THY MENSUBUNU MAĞDUR ETMEZ

Musa ALİOĞLU 27 Oca 2019

Musa ALİOĞLU
Tüm Yazıları
Türkiye'de çalışma hayatında sendika ve sendikacıların yeri öteden beri tartışılır. 

Bazı sendikaların Marksist ideolojinin etkisi altında kalıp, adına da her zaman sınıf sendikacılığı denen ve işçi sınıfının her şeye hakim olmasını öngören bir düzeni yaratma çabaları egemen devletin hoş karşılamadığı bir durum olmuştur. 

İşçiler daha müreffeh bir hayat yaşamak için mücadele ederken, elbette onların bu haklı taleplerini göz ardı eden paragöz işverenler olduğu gibi, ne yazık ki işçi sendikaları da olmuştur. İşte bu gibi, çalışandan yana olmayan, işçi haklarını savunmayan sendikalara "Sarı Sendika" denir. Türkiye'de bunun örneği çoktur. 

"Al takke, ver külah" misali kendilerini kalkındıran, işçisinin hak ve menfaatlerini gerektiği gibi savunmayan bu tip sendika yöneticilerine de "Sendika Ağası" denir.

Özel sektörün ve devletin işveren olduğu işyerlerinde bu ağalar işçi haklarını kendi hak ve menfaatlerine peşkeş çekerler. 

Allah'tan, Türkiye'de çalışanının hakkını veren namuslu ve dürüst işverenlerin var olduğunu görmek toplumsal barış adına çok olumlu bir yaklaşımdır. Aynı şekilde kamu kurumlarında da işçi ve memurun hakkı için fedakarlık yapan bürokratlar vardır ve de olmaya da devam edecektir.

Bazı siyasi iktidarlar, özellikle kamuda "başım ağrımasın" mantığı ile kendine yakın sendikalar kurup, yaşatmıştır. 

12 Eylül öncesinde, devlete yakın Türk-İş varken, Devrimci İşçi, Ülkücü İşçi ve Hak -İş gibi Konfederasyonlar arkalarını yakın siyasi partilere ve görüşlere dayamıştır. 
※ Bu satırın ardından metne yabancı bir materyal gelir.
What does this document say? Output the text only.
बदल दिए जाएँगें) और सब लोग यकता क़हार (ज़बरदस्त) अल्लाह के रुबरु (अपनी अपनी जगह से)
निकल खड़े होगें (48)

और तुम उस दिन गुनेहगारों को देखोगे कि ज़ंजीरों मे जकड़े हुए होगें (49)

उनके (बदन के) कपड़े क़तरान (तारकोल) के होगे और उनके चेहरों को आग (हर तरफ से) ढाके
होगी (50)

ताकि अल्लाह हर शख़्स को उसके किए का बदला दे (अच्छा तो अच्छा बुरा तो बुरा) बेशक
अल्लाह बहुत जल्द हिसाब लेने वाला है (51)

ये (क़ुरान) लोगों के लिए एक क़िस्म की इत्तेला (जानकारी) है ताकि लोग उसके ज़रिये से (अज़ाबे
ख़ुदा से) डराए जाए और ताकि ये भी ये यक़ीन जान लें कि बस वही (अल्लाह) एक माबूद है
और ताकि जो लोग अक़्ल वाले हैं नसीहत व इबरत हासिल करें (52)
Şimdi de durum bundan farklı değildir. 

Kamu kurumlarında sorun çıkarmayan ve yakın düşüncedeki sendikaların himaye ve destek gördüğünü her an görüyoruz. 

Türk Hava Yolları'nda eski başkanı Hamdi Topçu (Bu sıralarda yazdığı kitapta bu özel operasyonu da anlatır sanıyorum) yönetimi de başım ağrımasın, çok fazla ücret ve de sosyal hak vermeyeyim diye, iş yerlerinde yetkili olan Türkiye Sivil Havacılık Sendikası'nın (Hava-İş) sıkıntı yaratan yönetimini tasfiye edip, ücret ve haklar konusunda hiç zorluk çıkarmayan ona sadık bir yönetimi iş başına getirdi. Getirdi de iyi mi etti acaba? Bu tartışılır. 

Hava-İş içinde, yönetime muhalif hareket başlatan bir gurup uçucu, Genel Kurul'da başarılı olamayınca yeni bir sendika ile yola devam etme kararı aldılar. 

Kabin ve kokpit ekiplerinden oluşan uçucular, Havacılık Çalışanları Sendikası (Hava-Sen) adıyla yeni bir sendika kurup harekete geçtiler. Bu sendika çok kısa bir sürede 20 bin üyeden 5 bine yakınını üye yapmayı başardı. Sendikacılık faaliyetleri sırasında yasalara aykırı hareket ettikleri iddiasıyla, bu sendika yöneticilerinden bazılarının iş akitleri işveren tarafından feshedildi. Bu durum üyeleri korkuttu ve yüzlerce üye muhalif sendika Hava-Sen üyeliğinden istifa etti. İşten çıkarılan bazı sendikacılar mahkemece işe geri döndü. 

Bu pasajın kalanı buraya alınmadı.